# Problema con fuente swiching en placa de aire acondicionado



## AXEL_WELLER (Nov 8, 2006)

Hola a todos en el foro:

Tengo una plaqueta de aire acondicionado split, la cual estoy reparando y descubri que la fuente que tiene que es conmutada o swiching no entrega 12v a la salida sino 5,8V y esto se debe a una falla en la misma. 
Para no complicarme con este tipo de fuente que no comprendo mucho segui el circuito y levante la parte de la fuente swiching y la reemplace por un transformador rectificado y regulado a 12vcc pero la plaqueta no trabaja.
Por alguna razon la plaqueta solo debe trabajar con este tipo de fuente?, es decir, swiching.
La misma tiene un microprocesador y sospecho que usa la frecuencia de red para trabajar y por eso no funciona con una fuente convencional.
Bueno, me gustaria si alguien me puede brindar alguna ayuda.

Un saludo, espero..


----------



## Apollo (Nov 9, 2006)

Hola AXEL_WELLER:

Normalmente las fuentes conmutadas nó solo entregan el voltaje de salida.
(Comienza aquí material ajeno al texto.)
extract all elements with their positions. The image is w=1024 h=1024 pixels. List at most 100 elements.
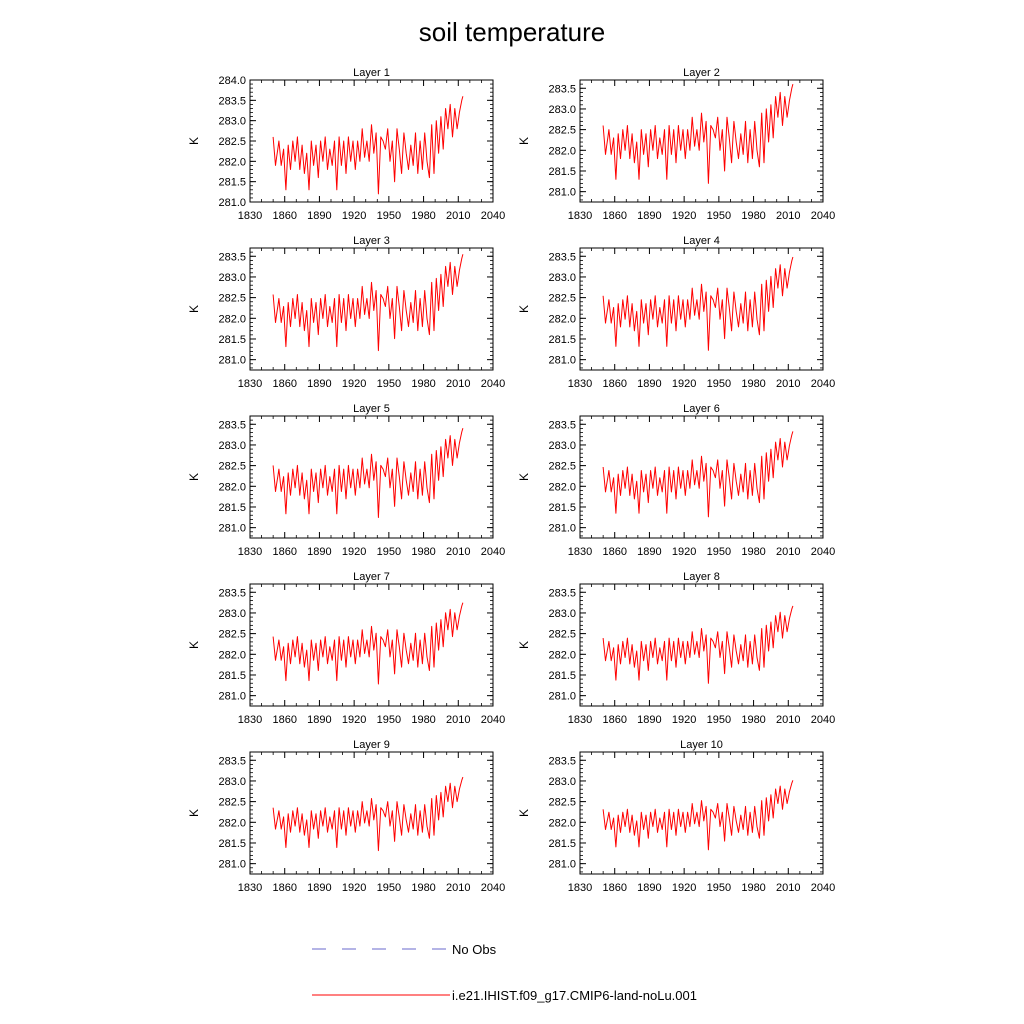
- y-tick-label: 283.5: [548, 83, 576, 95]
- y-tick-label: 281.5: [218, 670, 246, 682]
- y-tick-label: 282.0: [218, 156, 246, 168]
- y-tick-label: 283.5: [218, 251, 246, 263]
- x-tick-label: 1830: [238, 882, 262, 894]
- panel-layer-7: Layer 7 K 281.0 281.5 282.0 282.5 283.0 283.5 18…: [187, 571, 505, 726]
- plot-frame: [579, 415, 824, 539]
- x-tick-label: 2010: [776, 882, 800, 894]
- x-tick-label: 1830: [568, 378, 592, 390]
- x-tick-label: 1890: [637, 378, 661, 390]
- y-tick-label: 281.0: [218, 691, 246, 703]
- x-tick-label: 2040: [811, 714, 835, 726]
- panel-layer-5: Layer 5 K 281.0 281.5 282.0 282.5 283.0 283.5 18…: [187, 403, 505, 558]
- x-tick-label: 1920: [672, 714, 696, 726]
- y-tick-label: 283.0: [548, 272, 576, 284]
- series-line: [602, 780, 794, 851]
- y-tick-label: 283.0: [548, 440, 576, 452]
- y-axis-label: K: [517, 473, 531, 481]
- x-tick-label: 1860: [272, 882, 296, 894]
- y-tick-label: 283.5: [218, 95, 246, 107]
- x-tick-label: 1980: [741, 378, 765, 390]
- y-tick-label: 281.0: [548, 187, 576, 199]
- x-tick-label: 1920: [342, 882, 366, 894]
- plot-frame: [579, 79, 824, 203]
- x-tick-label: 2040: [811, 546, 835, 558]
- x-tick-label: 1950: [377, 378, 401, 390]
- y-axis-label: K: [517, 641, 531, 649]
- series-line: [602, 83, 794, 184]
- x-tick-label: 1980: [411, 546, 435, 558]
- plot-frame: [249, 751, 494, 875]
- x-tick-label: 1860: [602, 882, 626, 894]
- y-tick-label: 282.5: [548, 461, 576, 473]
- panel-title: Layer 4: [683, 235, 720, 247]
- x-tick-label: 1920: [672, 882, 696, 894]
- x-tick-label: 2010: [776, 714, 800, 726]
- panel-title: Layer 6: [683, 403, 720, 415]
- y-tick-label: 283.5: [218, 587, 246, 599]
- x-tick-label: 1950: [707, 378, 731, 390]
- panel-title: Layer 5: [353, 403, 390, 415]
- y-tick-label: 282.5: [218, 293, 246, 305]
- x-tick-label: 1950: [707, 546, 731, 558]
- y-tick-label: 282.0: [218, 649, 246, 661]
- x-tick-label: 1980: [411, 714, 435, 726]
- panel-layer-8: Layer 8 K 281.0 281.5 282.0 282.5 283.0 283.5 18…: [517, 571, 835, 726]
- figure-title: soil temperature: [419, 17, 605, 47]
- y-tick-label: 281.0: [548, 859, 576, 871]
- panel-layer-3: Layer 3 K 281.0 281.5 282.0 282.5 283.0 283.5 18…: [187, 235, 505, 390]
- x-tick-label: 1980: [741, 882, 765, 894]
- x-tick-label: 1920: [672, 378, 696, 390]
- y-tick-label: 283.0: [218, 116, 246, 128]
- y-tick-label: 281.5: [548, 838, 576, 850]
- y-tick-label: 284.0: [218, 75, 246, 87]
- y-tick-label: 283.5: [548, 587, 576, 599]
- panel-title: Layer 9: [353, 739, 390, 751]
- y-tick-label: 282.0: [548, 649, 576, 661]
- y-tick-label: 283.5: [548, 755, 576, 767]
- panel-title: Layer 7: [353, 571, 390, 583]
- x-tick-label: 2040: [481, 378, 505, 390]
- x-tick-label: 1920: [672, 546, 696, 558]
- x-tick-label: 1830: [568, 210, 592, 222]
- series-line: [602, 605, 794, 684]
- x-tick-label: 1890: [637, 882, 661, 894]
- x-tick-label: 2040: [811, 210, 835, 222]
- y-tick-label: 282.0: [548, 481, 576, 493]
- y-tick-label: 282.0: [548, 313, 576, 325]
- legend-label-model: i.e21.IHIST.f09_g17.CMIP6-land-noLu.001: [452, 988, 697, 1003]
- x-tick-label: 1860: [602, 210, 626, 222]
- y-tick-label: 283.0: [218, 776, 246, 788]
- x-tick-label: 1860: [272, 210, 296, 222]
- x-tick-label: 2040: [481, 546, 505, 558]
- y-tick-label: 281.0: [548, 691, 576, 703]
- y-tick-label: 282.5: [548, 797, 576, 809]
- x-tick-label: 1830: [568, 714, 592, 726]
- x-tick-label: 1950: [377, 210, 401, 222]
- plot-frame: [249, 415, 494, 539]
- x-tick-label: 1830: [568, 546, 592, 558]
- y-axis-label: K: [187, 809, 201, 817]
- x-tick-label: 1890: [307, 210, 331, 222]
- x-tick-label: 1860: [272, 714, 296, 726]
- y-tick-label: 282.0: [218, 817, 246, 829]
- x-tick-label: 1950: [707, 714, 731, 726]
- x-tick-label: 1950: [377, 714, 401, 726]
- x-tick-label: 1920: [672, 210, 696, 222]
- y-tick-label: 283.5: [218, 419, 246, 431]
- y-tick-label: 282.5: [218, 461, 246, 473]
- x-tick-label: 2010: [776, 546, 800, 558]
- y-tick-label: 282.5: [218, 136, 246, 148]
- x-tick-label: 1860: [272, 546, 296, 558]
- x-tick-label: 2040: [481, 714, 505, 726]
- x-tick-label: 2040: [481, 210, 505, 222]
- panel-title: Layer 3: [353, 235, 390, 247]
- panel-layer-2: Layer 2 K 281.0 281.5 282.0 282.5 283.0 283.5 18…: [517, 67, 835, 222]
- x-tick-label: 1830: [238, 210, 262, 222]
- x-tick-label: 1920: [342, 210, 366, 222]
- x-tick-label: 2040: [481, 882, 505, 894]
- y-axis-label: K: [187, 473, 201, 481]
- panel-title: Layer 10: [680, 739, 723, 751]
- plot-frame: [579, 247, 824, 371]
- y-tick-label: 281.5: [218, 177, 246, 189]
La gran mayóría tiene un voltaje de "STBY" o de espera, que alimenta el micrcontrolador o el circuito de arranque principal. si este volyaje no existe, noenciende el aparato,

Ahora, aunque exista este voltaje, la fuente conmutada siempre está en "STBY", y se necesita un pulso para hacer que arranque.

Además de que algunas fuentes también cuentan con circuitos sensores de voltajes y corrientes , y cuando cambias esa fuente por una normal, debes desactivarlos o tratar de acoplarlos a la nueva fuente.
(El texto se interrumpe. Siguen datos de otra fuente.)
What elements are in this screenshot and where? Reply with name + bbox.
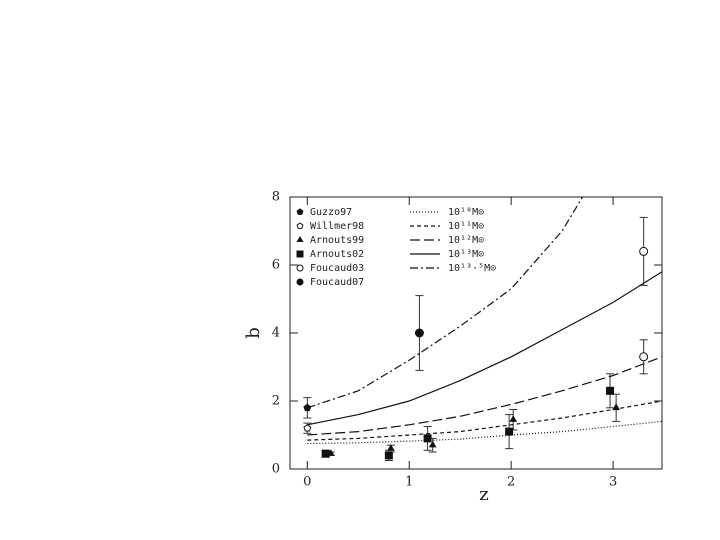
legend-label: Arnouts02 bbox=[310, 249, 364, 260]
legend-label: 10¹³·⁵M⊙ bbox=[448, 263, 496, 274]
legend-label: Guzzo97 bbox=[310, 207, 352, 218]
legend-label: Willmer98 bbox=[310, 221, 364, 232]
marker bbox=[321, 449, 330, 458]
legend-label: 10¹⁰M⊙ bbox=[448, 207, 484, 218]
x-tick-label: 0 bbox=[303, 475, 311, 490]
y-tick-label: 4 bbox=[272, 326, 280, 341]
y-tick-label: 0 bbox=[272, 462, 280, 477]
marker bbox=[303, 424, 312, 432]
y-axis-label: b bbox=[243, 327, 264, 339]
x-axis-label: z bbox=[479, 484, 488, 505]
marker bbox=[414, 328, 424, 338]
marker bbox=[423, 434, 432, 443]
marker bbox=[296, 208, 304, 215]
x-tick-label: 2 bbox=[507, 475, 515, 490]
model-line bbox=[307, 420, 663, 445]
marker bbox=[387, 444, 395, 451]
legend-label: Foucaud03 bbox=[310, 263, 364, 274]
model-line bbox=[307, 196, 584, 409]
marker bbox=[296, 236, 304, 242]
marker bbox=[509, 415, 518, 422]
marker bbox=[428, 440, 437, 448]
x-tick-label: 3 bbox=[609, 475, 617, 490]
marker bbox=[296, 222, 304, 229]
model-line bbox=[307, 400, 663, 441]
legend-label: Arnouts99 bbox=[310, 235, 364, 246]
y-tick-label: 6 bbox=[272, 258, 280, 273]
model-line bbox=[307, 271, 663, 426]
legend-label: 10¹¹M⊙ bbox=[448, 221, 484, 232]
marker bbox=[639, 352, 649, 362]
marker bbox=[296, 278, 304, 286]
model-line bbox=[307, 356, 663, 436]
legend-label: Foucaud07 bbox=[310, 277, 364, 288]
y-tick-label: 2 bbox=[272, 394, 280, 409]
marker bbox=[296, 250, 304, 258]
y-tick-label: 8 bbox=[272, 190, 280, 205]
marker bbox=[296, 264, 304, 272]
legend-label: 10¹²M⊙ bbox=[448, 235, 484, 246]
x-tick-label: 1 bbox=[405, 475, 413, 490]
marker bbox=[639, 246, 649, 256]
marker bbox=[384, 451, 393, 460]
marker bbox=[612, 403, 621, 411]
marker bbox=[505, 427, 514, 436]
legend-label: 10¹³M⊙ bbox=[448, 249, 484, 260]
marker bbox=[606, 386, 615, 395]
Otro problema es la potencia que demanda el equipo, en este caso un split, gasta mucha corriente, y debes medir cuánto necesitas para poner el transformador correcto.
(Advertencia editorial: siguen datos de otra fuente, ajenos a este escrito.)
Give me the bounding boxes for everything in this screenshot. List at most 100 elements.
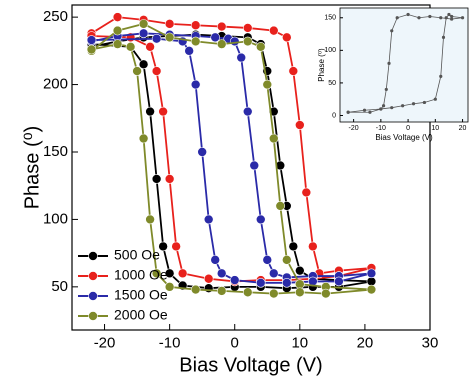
marker: [275, 201, 286, 211]
y-tick-label: 150: [324, 15, 336, 22]
marker: [112, 25, 123, 36]
marker: [171, 241, 181, 252]
marker: [132, 66, 142, 76]
marker: [255, 42, 266, 52]
marker: [439, 16, 443, 20]
marker: [255, 214, 266, 225]
legend-label: 1000 Oe: [114, 267, 168, 283]
marker: [190, 79, 201, 90]
marker: [295, 265, 305, 276]
marker: [177, 268, 188, 279]
marker: [190, 284, 201, 295]
marker: [268, 268, 279, 279]
marker: [401, 104, 405, 108]
marker: [164, 282, 175, 292]
legend-marker: [88, 311, 98, 321]
marker: [422, 100, 427, 105]
marker: [450, 14, 454, 19]
marker: [295, 279, 305, 289]
marker: [384, 87, 388, 92]
marker: [236, 52, 247, 63]
marker: [112, 12, 123, 22]
legend-label: 2000 Oe: [114, 307, 168, 323]
marker: [164, 19, 175, 29]
marker: [112, 39, 123, 49]
marker: [210, 255, 220, 265]
y-tick-label: 50: [328, 80, 336, 87]
marker: [444, 16, 448, 20]
marker: [216, 286, 227, 296]
x-tick-label: 0: [406, 125, 410, 132]
marker: [295, 287, 305, 298]
marker: [281, 32, 292, 43]
plot-frame: [339, 7, 469, 123]
marker: [288, 241, 299, 252]
marker: [197, 147, 207, 157]
legend-marker: [88, 271, 98, 281]
marker: [295, 120, 305, 130]
marker: [301, 187, 312, 198]
marker: [439, 74, 443, 78]
x-tick-label: -20: [94, 334, 116, 351]
marker: [138, 133, 149, 144]
marker: [395, 16, 399, 20]
x-tick-label: 20: [459, 125, 467, 132]
marker: [138, 59, 149, 70]
marker: [447, 12, 451, 17]
x-tick-label: 30: [422, 334, 439, 351]
plot-area: [340, 8, 468, 122]
x-tick-label: -10: [159, 334, 181, 351]
marker: [203, 283, 214, 293]
x-tick-label: -20: [349, 125, 359, 132]
y-tick-label: 100: [43, 210, 68, 227]
marker: [86, 44, 97, 55]
marker: [441, 35, 446, 39]
y-tick-label: 150: [43, 143, 68, 160]
marker: [125, 42, 136, 52]
y-axis-label: Phase (⁰): [317, 48, 326, 82]
marker: [164, 32, 175, 43]
marker: [390, 106, 394, 110]
marker: [460, 16, 465, 20]
marker: [268, 133, 279, 144]
marker: [281, 255, 292, 265]
y-tick-label: 0: [332, 112, 336, 119]
marker: [390, 29, 394, 33]
marker: [321, 288, 331, 299]
marker: [138, 28, 149, 39]
marker: [145, 106, 155, 117]
marker: [164, 174, 175, 184]
marker: [210, 32, 220, 43]
marker: [203, 273, 214, 284]
marker: [450, 17, 454, 21]
marker: [387, 61, 391, 65]
y-tick-label: 50: [51, 278, 68, 295]
legend-label: 500 Oe: [114, 247, 160, 263]
marker: [249, 160, 260, 171]
marker: [151, 174, 162, 184]
x-tick-label: -10: [376, 125, 386, 132]
marker: [366, 284, 377, 295]
marker: [86, 35, 97, 45]
marker: [366, 268, 377, 279]
x-tick-label: 20: [357, 334, 374, 351]
x-tick-label: 10: [431, 125, 439, 132]
marker: [190, 36, 201, 47]
marker: [164, 268, 175, 279]
marker: [268, 288, 279, 299]
marker: [151, 268, 162, 279]
marker: [145, 214, 155, 225]
marker: [190, 20, 201, 31]
marker: [417, 16, 421, 20]
marker: [158, 241, 168, 252]
marker: [368, 110, 372, 114]
marker: [184, 46, 194, 56]
legend-marker: [88, 291, 98, 301]
marker: [242, 36, 253, 47]
marker: [242, 287, 253, 298]
x-axis-label: Bias Voltage (V): [375, 133, 433, 142]
marker: [268, 25, 279, 36]
marker: [262, 255, 273, 265]
marker: [229, 36, 240, 47]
Espero y te sea útil la información.
Un saludo al foro


----------



## AXEL_WELLER (Nov 9, 2006)

Hola que tal?

Muchas gracias por contestar a mi pregunta.
Yo sospeche algo de lo que comentas en tu respuesta y debe ser que por eso la fuente comun no acciona la plaqueta.
El consumo seria menor dado que solo alimenta el micro y 3 rele mecanicos y uno de estado solido. El consumo del Split nada tiene que ver con la plaqueta dado que es un circuito totalmente independiente de la electronica, el cual es accionado por dichos rele.
Al principio el problema se manifesto porque tenia una diferencia de tension que entregaba la fuente, me entregaba 5,8v en vez de 12 que seria lo correcto. Luego experimentando y midiendo levante un diodo tipo 1n4001 que es de donde sale el positivo de los teoricos 12v y encendi la fuente sin este diodo conectado lo que me puso en corto un CI de la swiching que es el TNY255P con lo cual ahora funciona todo menos que antes. De todos modos pienso que el problema estaba en este integrado que se termino de estropear, ademas sospecho de otro componente que por sus caracteristicas parece no poder medirce, se trata de un diodo que adentro tiene un diodo y un zener cuyos catodos se juntan en el centro (el dibujo esta sobre la plaqueta)y es el T2D42. hoy recorri varias casas de electronica y no tienen ninguno de los dos componentes (cosa que pasa siempre  ) y ahora me encuentro con el dilema de tener que descartar la plaqueta por completo o seguir investigando a ver que solucion le encuentro.
Te comento acerca de lo que decias de stby de referencia para el micro. Yo veo que en la plaqueta esta bien marcado lo que seria la parte de la fuente swiching y el resto del sistema y esta claramente donde va el positivo y el negativo y levante todo lo referente a la fuente menos un optoacoplador que parece relacionarce con el CI antes mencionado, aun asi no veo que pase nada, muerta totalmente.
Bueno amigos, si alguien puede aportar algo seria de gran utilidad porque este tipo de cosas me pone loco y creo que a la gran mayoria le debe pasar que uno se obseciona por resobler el problema.


----------



## Freddy González (Jul 22, 2008)

Estimado amigo, tengo el mismo problema tuyo (de la fuente suiching) de la tarjeta del aire acondicionado,si tu tienes o algunos de ustedes tienen el diagrama de ésta fuente, se lo agradecería encarecidamente. Saludos,y disculpa que te conteste con un pedido,gracias de antemano


----------